More specifically, given two or more data sets (e.g., different genes) studied on the same species, a concordance statistic [Kendall's *W* statistic: [52], [53]] is calculated among the distance matrices corresponding to the gene sequences or to the trees and tested against a distribution of permuted values to estimate the probability that the data correspond to the null hypothesis. CADM is an extension of the Mantel test of matrix correspondence, which can be used to test the null hypothesis of complete incongruence of the distance matrices (corresponding to all data sets or trees under study). As a complement to the p-value, the *W* statistic provides an estimate of the degree of congruence of two or more matrices on a scale between 0 (no congruence) and 1 (complete congruence). Note that when trees have identical topologies but different branch lengths, a statistical conclusion of partial congruence or even incongruence may be reached, depending on the level of differences among the distance matrices that cause differences in relative distance rankings. The test allows users to detect these two cases; thus, both topological and phylogenetic congruence can be tested with CADM (see the Methods section).

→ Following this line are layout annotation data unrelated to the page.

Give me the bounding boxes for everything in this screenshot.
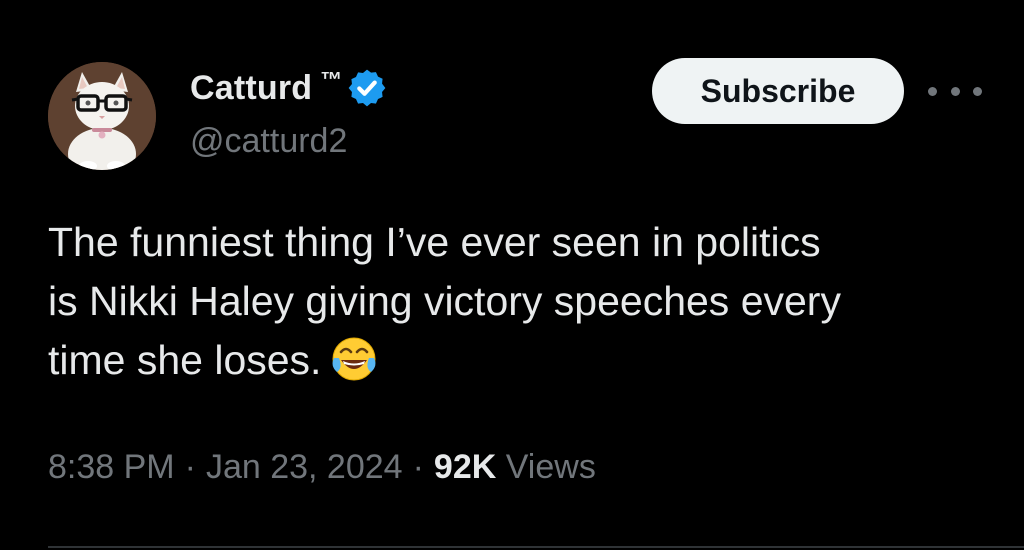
tweet-time[interactable]: 8:38 PM xyxy=(48,448,175,486)
meta-separator: · xyxy=(412,448,424,486)
divider xyxy=(48,546,1024,548)
tweet-text: The funniest thing I’ve ever seen in pol… xyxy=(48,219,841,383)
trademark-mark: ™ xyxy=(320,67,343,92)
tweet-date[interactable]: Jan 23, 2024 xyxy=(206,448,403,486)
tweet-card: Catturd ™ @catturd2 Subscribe The funnie… xyxy=(0,0,1024,550)
more-dot xyxy=(950,86,960,96)
views-label: Views xyxy=(505,448,596,486)
more-dot xyxy=(928,86,937,96)
more-options-icon[interactable] xyxy=(928,78,982,104)
author-name-row: Catturd ™ xyxy=(190,66,388,110)
face-with-tears-of-joy-icon xyxy=(329,334,379,384)
tweet-body: The funniest thing I’ve ever seen in pol… xyxy=(48,213,988,390)
views-count[interactable]: 92K xyxy=(434,448,496,486)
avatar[interactable] xyxy=(48,62,156,170)
tweet-meta: 8:38 PM · Jan 23, 2024 · 92K Views xyxy=(48,448,596,487)
author-display-name[interactable]: Catturd xyxy=(190,69,312,108)
more-dot xyxy=(973,86,982,96)
verified-badge-icon[interactable] xyxy=(346,67,388,109)
meta-separator: · xyxy=(184,448,196,486)
subscribe-button[interactable]: Subscribe xyxy=(652,58,904,124)
author-handle[interactable]: @catturd2 xyxy=(190,122,347,161)
cat-avatar-icon xyxy=(48,62,156,170)
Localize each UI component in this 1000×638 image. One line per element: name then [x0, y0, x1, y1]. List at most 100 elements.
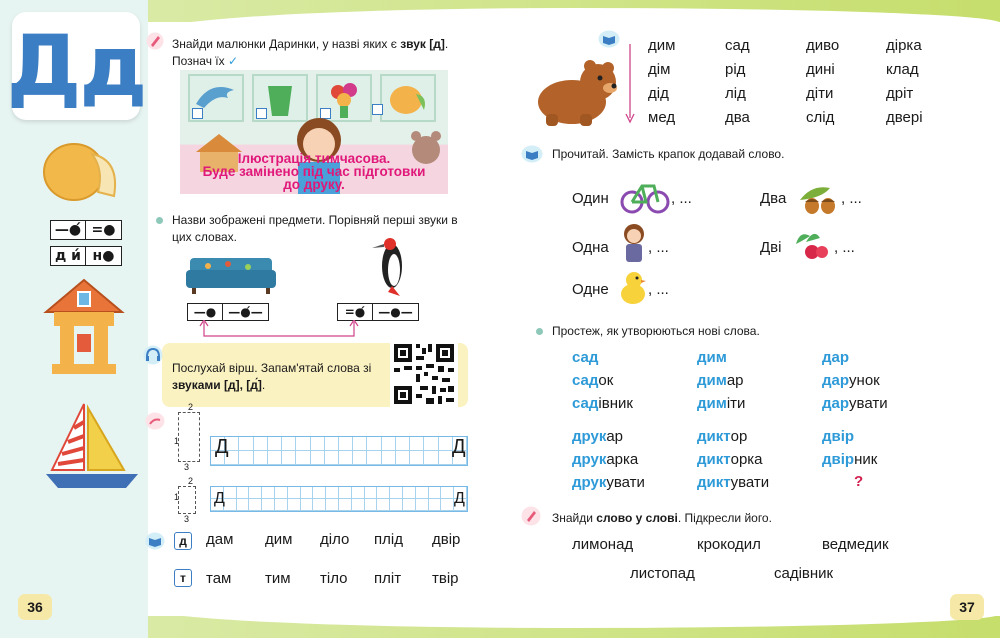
writing-cell	[351, 499, 365, 511]
bullet	[156, 217, 163, 224]
grid-word: диво	[806, 37, 840, 54]
writing-cell	[415, 487, 429, 499]
writing-strip-2[interactable]	[210, 486, 468, 512]
writing-strip-1[interactable]	[210, 436, 468, 466]
word-d-5: двір	[432, 531, 461, 548]
trace-word: диктор	[697, 428, 748, 445]
word-t-5: твір	[432, 570, 459, 587]
writing-cell	[339, 437, 354, 451]
darynka-illustration: Ілюстрація тимчасова. Буде замінено під …	[180, 70, 448, 194]
qr-code[interactable]	[390, 340, 458, 408]
page-number-right: 37	[950, 594, 984, 620]
writing-cell	[410, 451, 425, 465]
writing-cell	[367, 451, 382, 465]
writing-cell	[326, 499, 339, 511]
writing-cell	[390, 487, 403, 499]
writing-cell	[403, 499, 416, 511]
grid-word: дині	[806, 61, 835, 78]
writing-cell	[441, 499, 455, 511]
task-read-instruction: Прочитай. Замість крапок додавай слово.	[552, 147, 785, 161]
grid-word: діти	[806, 85, 834, 102]
checkbox[interactable]	[372, 104, 383, 115]
writing-cell	[339, 451, 354, 465]
writing-cell	[287, 487, 301, 499]
task2-instruction: Назви зображені предмети. Порівняй перші…	[172, 213, 458, 244]
writing-cell	[236, 499, 250, 511]
writing-cell	[428, 487, 442, 499]
check-icon: ✓	[227, 54, 239, 68]
writing-cell	[367, 437, 382, 451]
writing-cell	[441, 487, 455, 499]
radishes-image	[796, 233, 828, 259]
writing-cell	[339, 499, 352, 511]
checkbox[interactable]	[192, 108, 203, 119]
acorns-image	[800, 187, 835, 214]
task1-bold: звук [д]	[400, 37, 445, 51]
read-tail: , ...	[834, 239, 855, 256]
writing-cell	[381, 451, 396, 465]
writing-cell	[424, 451, 439, 465]
writing-cell	[381, 437, 396, 451]
scheme-cell: —●—	[373, 303, 419, 321]
writing-cell	[300, 499, 314, 511]
task3-instruction: Послухай вірш. Запам'ятай слова зі звука…	[172, 360, 384, 394]
grid-word: двері	[886, 109, 923, 126]
writing-cell	[424, 437, 439, 451]
writing-sample-letter: Д	[214, 490, 225, 507]
writing-cell	[403, 487, 416, 499]
letter-guide-2: 2 1 3	[172, 476, 204, 526]
trace-word: дарунок	[822, 372, 880, 389]
writing-cell	[339, 487, 352, 499]
trace-word: двір	[822, 428, 855, 445]
writing-cell	[300, 487, 314, 499]
task1-text: Знайди малюнки Даринки, у назві яких є	[172, 37, 401, 51]
grid-word: рід	[725, 61, 746, 78]
book-icon	[145, 532, 165, 550]
guide-number: 3	[184, 462, 190, 472]
writing-cell	[351, 487, 365, 499]
writing-cell	[282, 437, 297, 451]
headphones-icon	[143, 345, 163, 365]
pencil-icon	[146, 32, 164, 50]
sailboat-image	[46, 403, 138, 488]
girl-image	[624, 224, 644, 262]
writing-cell	[353, 451, 368, 465]
word-t-2: тим	[265, 570, 291, 587]
writing-cell	[249, 487, 263, 499]
letter-guide-1: 2 1 3	[172, 402, 204, 472]
writing-cell	[236, 487, 250, 499]
grid-word: сад	[725, 37, 750, 54]
writing-cell	[324, 451, 339, 465]
scheme-cell: =●	[86, 220, 122, 240]
question-mark: ?	[854, 473, 864, 490]
letter-house-image	[43, 278, 125, 374]
melon-image	[43, 143, 116, 201]
page-number-left: 36	[18, 594, 52, 620]
writing-cell	[310, 437, 325, 451]
writing-cell	[326, 487, 339, 499]
sound-scheme-sofa: —● —●́—	[187, 303, 269, 321]
letter-tag-d: д	[174, 532, 192, 550]
writing-cell	[275, 499, 288, 511]
trace-word: диміти	[697, 395, 746, 412]
woodpecker-image	[372, 238, 402, 296]
left-margin: Дд —●́ =● д и́ н● 36	[0, 0, 148, 638]
pencil-icon	[521, 506, 541, 526]
task1-line2: Познач їх	[172, 54, 225, 68]
temporary-illustration-note: Ілюстрація тимчасова. Буде замінено під …	[180, 152, 448, 192]
trace-word: друкувати	[572, 474, 645, 491]
trace-word: диктувати	[697, 474, 770, 491]
writing-end-letter: Д	[452, 436, 466, 458]
checkbox[interactable]	[256, 108, 267, 119]
writing-cell	[377, 487, 391, 499]
writing-cell	[267, 451, 283, 465]
writing-cell	[239, 437, 254, 451]
scheme-cell: д и́	[50, 246, 86, 266]
trace-word: димар	[697, 372, 744, 389]
find-word: садівник	[774, 565, 834, 582]
read-word-one-f: Одна	[572, 239, 609, 256]
writing-cell	[223, 499, 237, 511]
word-t-4: пліт	[374, 570, 402, 587]
top-band	[148, 0, 1000, 38]
book-icon	[598, 30, 620, 48]
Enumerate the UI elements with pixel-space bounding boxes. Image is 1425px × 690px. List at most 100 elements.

*A posteriori* tests can be used to identify which data sets are congruent and to estimate their level of congruence. When the level of congruence among all distance matrices is low, researchers can decide to analyse the matrices separately or in subgroups. However, rejection of independence of the gene trees does not imply that inference of a tree from the combined data set is appropriate. In the case of partial congruence, phylogenetic network methods [48, 54], instead of traditional tree reconstruction methods, can be more appropriate to combine congruent data sets into a single analysis. Indeed, in these cases, evolutionary relationships may be better depicted as reticulated relationships. Additional tests or studies can also be performed to determine the causes underlying partial congruence [e.g., [55]]. Thus, with its null hypothesis (H_{0}) of complete incongruence of all trees, CADM differs from most other available phylogenetic tests of congruence/incongruence, which assume a common evolutionary history (H_{0}: congruence) and test the alternative hypothesis of different histories among the data sets (H_{1}: incongruence).

Previously published simulations have shown that the global and *a posteriori* CADM tests have a correct type I error rate and good power when applied to dissimilarity matrices computed from independently-generated raw data [50]. Identical results were obtained in simulations involving ultrametric distance matrices [56]. CADM has also been successfully used to detect congruence among phylogenetic trees obtained from different gene sequences [57]. In this paper, we expand on previous CADM simulations to assess the performance of the test when it is applied to phylogenetic trees. Specifically, the type I error rate and power of the global and *a posteriori* CADM tests were assessed using distance matrices obtained from nucleotide sequences simulated on additive trees under various phylogenetic conditions.